如何优化 (3*O(n**2)) + O(n) 算法？

Question

I am trying to solve the arithmetic progression problem from USACO. Here is the problem statement.

An arithmetic progression is a sequence of the form a, a+b, a+2b, ..., a+nb where n=0, 1, 2, 3, ... . For this problem, a is a non-negative integer and b is a positive integer.

Write a program that finds all arithmetic progressions of length n in the set S of bisquares. The set of bisquares is defined as the set of all integers of the form p2 + q2 (where p and q are non-negative integers).

The two lines of input are n and m, which are the length of each sequence, and the upper bound to limit the search of the bi squares respectively.

I have implemented an algorithm which correctly solves the problem, yet it takes too long.
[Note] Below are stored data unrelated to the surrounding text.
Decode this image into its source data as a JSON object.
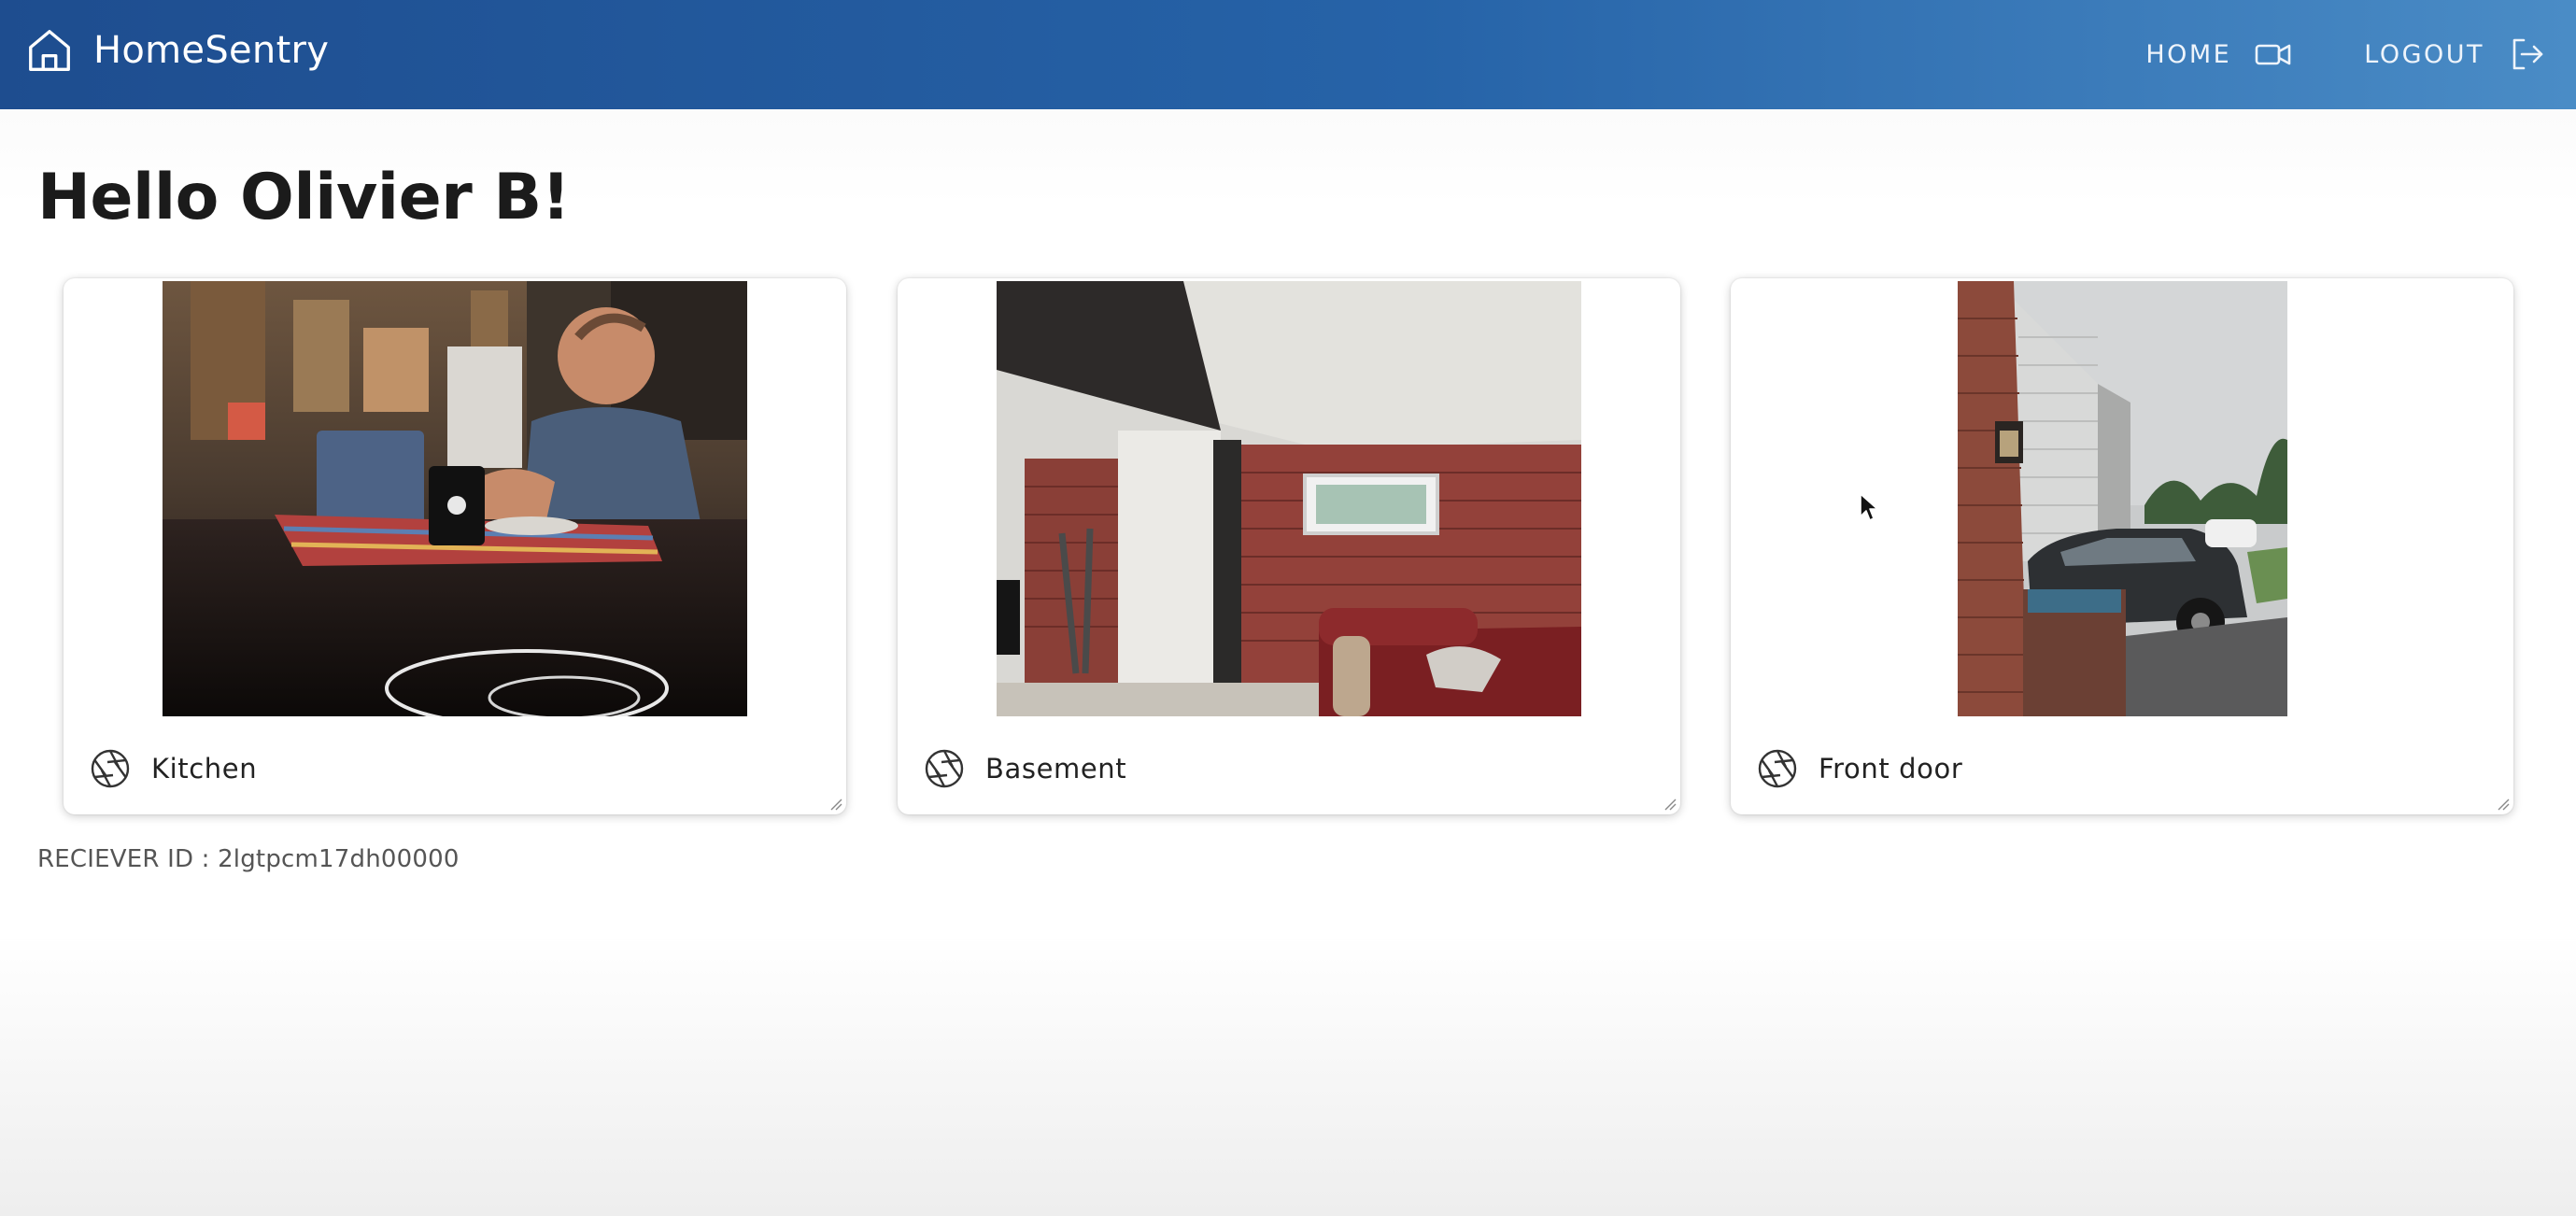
{
  "header": {
    "brand": "HomeSentry",
    "brand_icon": "home-icon",
    "nav": [
      {
        "label": "HOME",
        "icon": "video-camera-icon"
      },
      {
        "label": "LOGOUT",
        "icon": "logout-icon"
      }
    ]
  },
  "greeting": "Hello Olivier B!",
  "cameras": [
    {
      "name": "Kitchen",
      "icon": "aperture-icon"
    },
    {
      "name": "Basement",
      "icon": "aperture-icon"
    },
    {
      "name": "Front door",
      "icon": "aperture-icon"
    }
  ],
  "receiver": "RECIEVER ID : 2lgtpcm17dh00000",
  "colors": {
    "header_start": "#1e4d8f",
    "header_end": "#4a8cc6",
    "text": "#1b1b1b",
    "muted": "#555555"
  }
}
With the max constraints of n = 25 and m = 250, my program does not solve the problem in the 5 second time limit.

Here is the code:

n = 25
m = 250

bisq = set()
for i in range(m+1):
    for j in range(i,m+1):
        bisq.add(i**2+j**2)

seq = []
for b in range(1, max(bisq)):
    for a in bisq:
        x = a
        for i in range(n):
            if x not in bisq:
                break
            x += b
        else:
            seq.append((a,b))

The program outputs the correct answer, but it takes too long. I tried running the program with the max n/m values, and after 30 seconds, it was still going.

Answer 1

Disclaimer: this is not a full answer. This is more of a general direction where to look for.

For each member of a sequence, you're looking for four parameters: two numbers to be squared and summed ( q_i and p_i ), and two differences to be used in the next step ( x and y ) such that

q_i**2 + p_i**2 + b = (q_i + x)**2 + (p_i + y)**2

Subject to:

• 0 <= q_i <= m
• 0 <= p_i <= m
• 0 <= q_i + x <= m
• 0 <= p_i + y <= m

There are too many unknowns so we can't get a closed form solution.

• let's fix b : (still too many unknowns)
• let's fix q_i , and also state that this is the first member of the sequence. Ie, let's start searching from q_1 = 0 , extend as much as possible and then extract all sequences of length n . Still, there are too many unknowns.
• let's fix x : we only have p_i and y to solve for. At this point, note that the range of possible values to satisfy the equation is much smaller than full range of 0..m . After some calculus, b = x*(2*q_i + x) + y*(2*p_i + y) , and there are really not many values to check.

This last step prune is what distinguishes it from the full search. If you write down this condition explicitly, you can get the range of possible p_i values and from that find the length of possible sequence with step b as a function of q_i and x . Rejecting sequences smaller than n should further prune the search.

This should get you from O(m**4) complexity to ~ O(m**2) . It should be enough to get into the time limit.

Answer 2

A couple more things that might help prune the search space:

b <= 2*m*m//n

a <= 2*m*m - b*n

An answer on math.stackexchange says that for a number x to be a bisquare, any prime factor of x of the form 3 + 4k (eg, 3, 7, 11, 19, ...) must have an even power. I think this means that for any n > 3, b has to be even. The first item in the sequence a is a bisquare, so it has an even number of factors of 3. If b is odd, then one of a+1b or a+2b will have an odd number of factors of 3 and therefore isn't a bisquare.